Sur les moyens communs à l’ensemble des décisions attaquées :
En ce qui concerne les deux arrêtés du 20 juillet 2025 :
2. En premier lieu, d’une part, les deux arrêtés attaqués ont été signés par Mme B D, attachée d’administration de l’État, qui disposait d’une délégation de signature en vertu d’un arrêté du préfet de police n° 2025-00832 du 26 juin 2025, publié au recueil des actes administratifs spécial de la préfecture de Paris le même jour. Par suite, le moyen tiré de l’incompétence du signataire doit donc être écarté pour l’ensemble des arrêtés attaqués.
3. En second lieu, les deux arrêtés attaqués énoncent les considérations de droit et de fait sur lesquelles il repose. Il est dès lors suffisamment motivé. Par suite, le moyen tiré de l’insuffisance de sa motivation doit être écarté.
4. En troisième et dernier lieu, il ressort des termes des deux arrêtés attaqués que le préfet de police de Paris a procédé à un examen particulier de la situation personnelle de M. C. Dès lors, le moyen tiré du défaut d’examen particulier de sa situation doit être écarté.
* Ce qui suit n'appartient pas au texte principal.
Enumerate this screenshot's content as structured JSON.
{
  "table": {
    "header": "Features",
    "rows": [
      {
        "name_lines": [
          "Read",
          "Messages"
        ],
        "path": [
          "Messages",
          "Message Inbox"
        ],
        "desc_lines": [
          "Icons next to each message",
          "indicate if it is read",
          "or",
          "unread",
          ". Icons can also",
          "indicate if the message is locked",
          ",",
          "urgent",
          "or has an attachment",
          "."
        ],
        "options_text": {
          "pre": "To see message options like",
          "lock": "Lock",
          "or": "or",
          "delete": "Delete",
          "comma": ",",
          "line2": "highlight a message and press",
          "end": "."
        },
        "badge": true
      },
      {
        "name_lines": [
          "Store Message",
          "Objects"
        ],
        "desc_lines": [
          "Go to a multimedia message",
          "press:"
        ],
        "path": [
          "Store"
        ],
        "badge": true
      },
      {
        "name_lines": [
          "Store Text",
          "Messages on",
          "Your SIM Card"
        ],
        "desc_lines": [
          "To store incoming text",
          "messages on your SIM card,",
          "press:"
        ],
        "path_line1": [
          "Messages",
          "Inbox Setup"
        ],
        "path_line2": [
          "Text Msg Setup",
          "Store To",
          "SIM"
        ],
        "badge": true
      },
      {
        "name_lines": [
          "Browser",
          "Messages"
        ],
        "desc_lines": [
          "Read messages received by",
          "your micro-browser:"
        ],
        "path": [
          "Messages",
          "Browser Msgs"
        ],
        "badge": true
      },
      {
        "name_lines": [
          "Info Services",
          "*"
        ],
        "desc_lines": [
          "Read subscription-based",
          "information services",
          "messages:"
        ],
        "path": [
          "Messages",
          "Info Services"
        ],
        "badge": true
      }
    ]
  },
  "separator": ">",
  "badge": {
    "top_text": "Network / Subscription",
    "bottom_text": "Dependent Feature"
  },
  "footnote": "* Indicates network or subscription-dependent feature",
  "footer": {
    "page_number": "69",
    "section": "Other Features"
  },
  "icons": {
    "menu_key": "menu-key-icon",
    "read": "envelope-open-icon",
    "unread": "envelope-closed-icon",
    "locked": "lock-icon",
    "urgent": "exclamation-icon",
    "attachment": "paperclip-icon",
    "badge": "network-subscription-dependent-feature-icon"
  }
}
En ce qui concerne l’arrêté du 21 juillet 2025 :
5. En premier lieu, d’une part, l’arrêté attaqué a été signé par Mme F, attachée d’administration de l’État, qui disposait d’une délégation de signature en vertu d’un arrêté du préfet de police n° 2025-00679 du 30 mai 2025, publié au recueil des actes administratifs spécial de la préfecture de Paris le même jour. Par suite, le moyen tiré de l’incompétence du signataire doit donc être écarté pour l’ensemble des décisions attaquées.
6. En second lieu, l’arrêté attaqué énonce les considérations de droit et de fait sur lesquelles il repose. Il est dès lors suffisamment motivé. Par suite, le moyen tiré de l’insuffisance de sa motivation doit être écarté.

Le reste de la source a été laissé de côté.